Sadly, therapy adjourns during Mount Herod’s winter months when paths, concrete, and grass lie concealed below sheets of ice and drifts of snow. Sessions resume in the spring when I trade the long, smooth gait of cross-country for the stomping, lightning pulse of track and field. A run is a run, I say, and as long as everyone’s behind me, I have no preference of the kind. But until spring, I’ll be here on the corner after school, waiting to bring Jeremy home.

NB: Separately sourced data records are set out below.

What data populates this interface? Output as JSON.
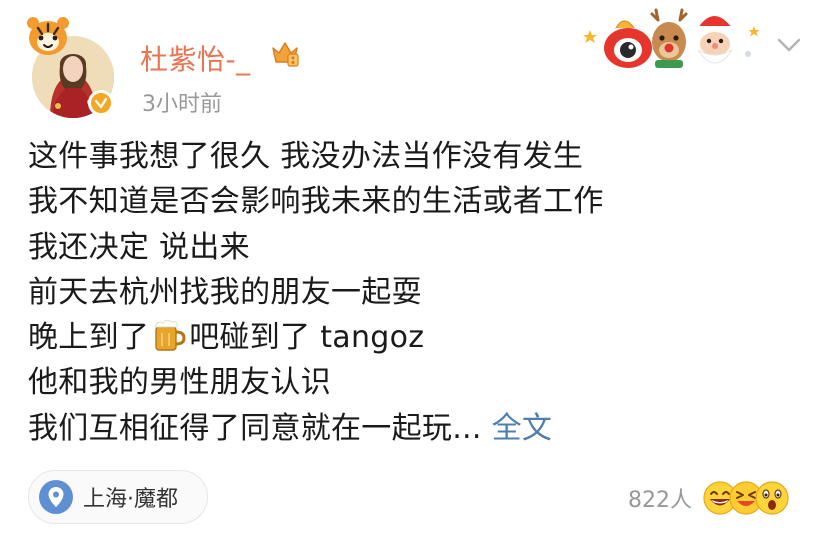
{
  "header": {
    "username": "杜紫怡-_",
    "timestamp": "3小时前"
  },
  "content": {
    "lines": [
      "这件事我想了很久 我没办法当作没有发生",
      "我不知道是否会影响我未来的生活或者工作",
      "我还决定 说出来",
      "前天去杭州找我的朋友一起耍"
    ],
    "line5_before": "晚上到了",
    "line5_emoji": "beer-mug-icon",
    "line5_after": "吧碰到了 tangoz",
    "line6": "他和我的男性朋友认识",
    "line7": "我们互相征得了同意就在一起玩...",
    "full_text_link": "全文"
  },
  "footer": {
    "location": "上海·魔都",
    "reaction_count": "822人"
  },
  "colors": {
    "username": "#eb7350",
    "link": "#507daf",
    "timestamp": "#999999",
    "location_icon": "#5d8fd2"
  }
}
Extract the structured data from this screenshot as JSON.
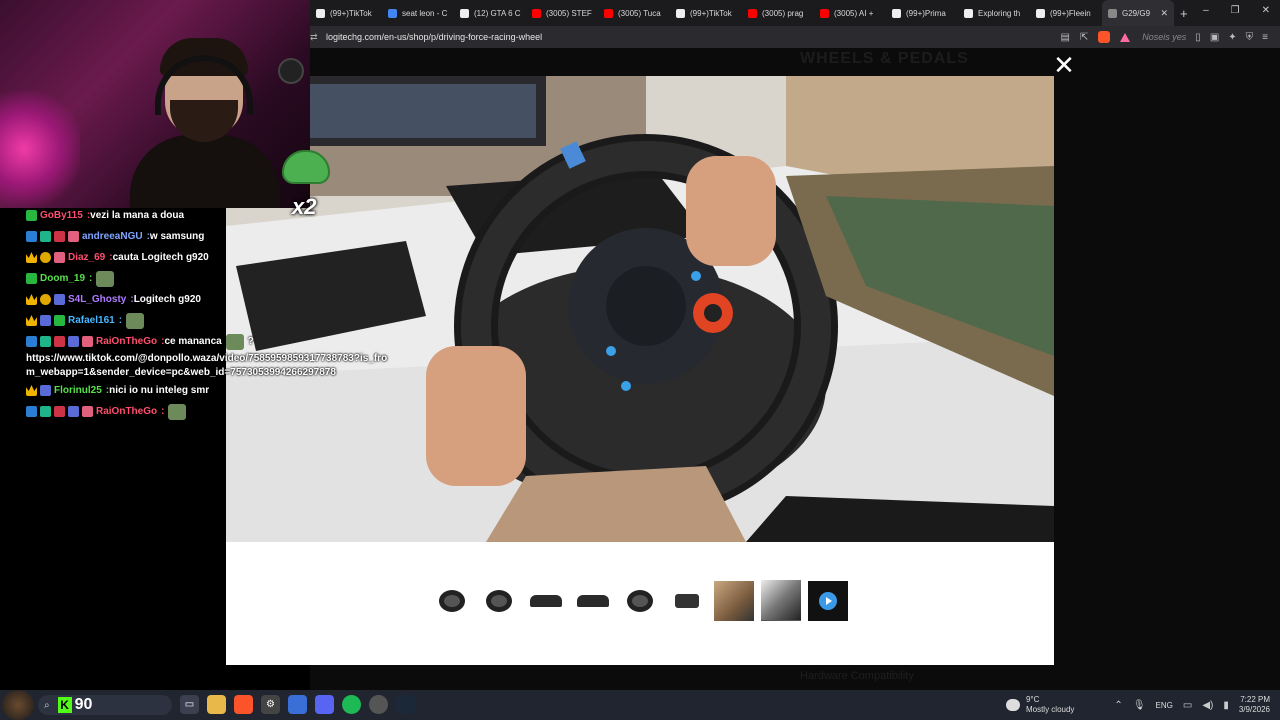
{
  "webcam": {
    "emote_multiplier": "x2"
  },
  "chat": {
    "messages": [
      {
        "user": "GoBy115",
        "user_color": "#ff4f6e",
        "text": "vezi la mana a doua",
        "badges": [
          "gem"
        ]
      },
      {
        "user": "andreeaNGU",
        "user_color": "#7ea6ff",
        "text": "w samsung",
        "badges": [
          "arrow",
          "grid",
          "heart",
          "gift"
        ]
      },
      {
        "user": "Diaz_69",
        "user_color": "#ff4f6e",
        "text": "cauta Logitech g920",
        "badges": [
          "crown",
          "dot",
          "gift"
        ]
      },
      {
        "user": "Doom_19",
        "user_color": "#56e04a",
        "text": "",
        "badges": [
          "gem"
        ],
        "emote": true
      },
      {
        "user": "S4L_Ghosty",
        "user_color": "#b07cff",
        "text": "Logitech g920",
        "badges": [
          "crown",
          "dot",
          "sub"
        ]
      },
      {
        "user": "Rafael161",
        "user_color": "#48b8ff",
        "text": "",
        "badges": [
          "crown",
          "sub",
          "gem"
        ],
        "emote": true
      },
      {
        "user": "RaiOnTheGo",
        "user_color": "#ff4f6e",
        "text": "ce mananca",
        "badges": [
          "arrow",
          "grid",
          "heart",
          "sub",
          "gift"
        ],
        "emote": true,
        "trail": "?"
      },
      {
        "user": "Florinul25",
        "user_color": "#56e04a",
        "text": "nici io nu inteleg smr",
        "badges": [
          "crown",
          "sub"
        ]
      },
      {
        "user": "RaiOnTheGo",
        "user_color": "#ff4f6e",
        "text": "",
        "badges": [
          "arrow",
          "grid",
          "heart",
          "sub",
          "gift"
        ],
        "emote": true
      }
    ],
    "link_text": "https://www.tiktok.com/@donpollo.waza/video/7585959859317738783?is_from_webapp=1&sender_device=pc&web_id=7573053994266297878"
  },
  "browser": {
    "tabs": [
      {
        "label": "(99+)TikTok",
        "fav_color": "#eee"
      },
      {
        "label": "seat leon - C",
        "fav_color": "#4285f4"
      },
      {
        "label": "(12) GTA 6 C",
        "fav_color": "#eee"
      },
      {
        "label": "(3005) STEF",
        "fav_color": "#ff0000"
      },
      {
        "label": "(3005) Tuca",
        "fav_color": "#ff0000"
      },
      {
        "label": "(99+)TikTok",
        "fav_color": "#eee"
      },
      {
        "label": "(3005) prag",
        "fav_color": "#ff0000"
      },
      {
        "label": "(3005) AI +",
        "fav_color": "#ff0000"
      },
      {
        "label": "(99+)Prima",
        "fav_color": "#eee"
      },
      {
        "label": "Exploring th",
        "fav_color": "#eee"
      },
      {
        "label": "(99+)Fleein",
        "fav_color": "#eee"
      },
      {
        "label": "G29/G9",
        "fav_color": "#888",
        "active": true
      }
    ],
    "url": "logitechg.com/en-us/shop/p/driving-force-racing-wheel",
    "faded_right": "Noseis yes"
  },
  "page": {
    "ghost_title": "WHEELS & PEDALS",
    "ghost_bottom": "Hardware Compatibility"
  },
  "gallery": {
    "thumbnails": [
      {
        "kind": "wheel-side"
      },
      {
        "kind": "wheel-front"
      },
      {
        "kind": "flat"
      },
      {
        "kind": "flat"
      },
      {
        "kind": "wheel-front"
      },
      {
        "kind": "pedals"
      },
      {
        "kind": "photo"
      },
      {
        "kind": "photo2",
        "selected": true
      },
      {
        "kind": "video"
      }
    ]
  },
  "taskbar": {
    "kick_count": "90",
    "weather_temp": "9°C",
    "weather_desc": "Mostly cloudy",
    "lang": "ENG",
    "time": "7:22 PM",
    "date": "3/9/2026"
  }
}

I nod back at baby brother and assure him, “Of course. See you back here after school.” He’s as much my responsibility as Grandma’s, perhaps more. If it weren’t for Grandma, I’d be living on the street. If it weren’t for me, Jeremy would be dead.
He resumes his walk up the block. After he takes ten more steps without looking back, I leave him and head for Mount Herod South High School.
A quarter-mile later, I’m on the sidewalk along the high school’s bus-filled circular driveway. Newly-licensed students pack the nearby parking lot with their cars, a diverse mix of new foreign luxury sedans and long-discontinued American coupes.
I join the mob of backpack-laden students approaching the school. We proceed past flag poles and benches and plaques and statues until our pace slows to a shuffle as we funnel into the school through the front doors. The inside of the building smells heavily of commercial-grade disinfectant, and the halls are packed with students, a diverse mix of prosperity and poverty.
Morning classes drag. At one point in math class, I nearly snap my own neck as my head involuntarily springs out of a sudden millisecond nap I didn’t see coming. A quick glance around the room confirms there was a witness.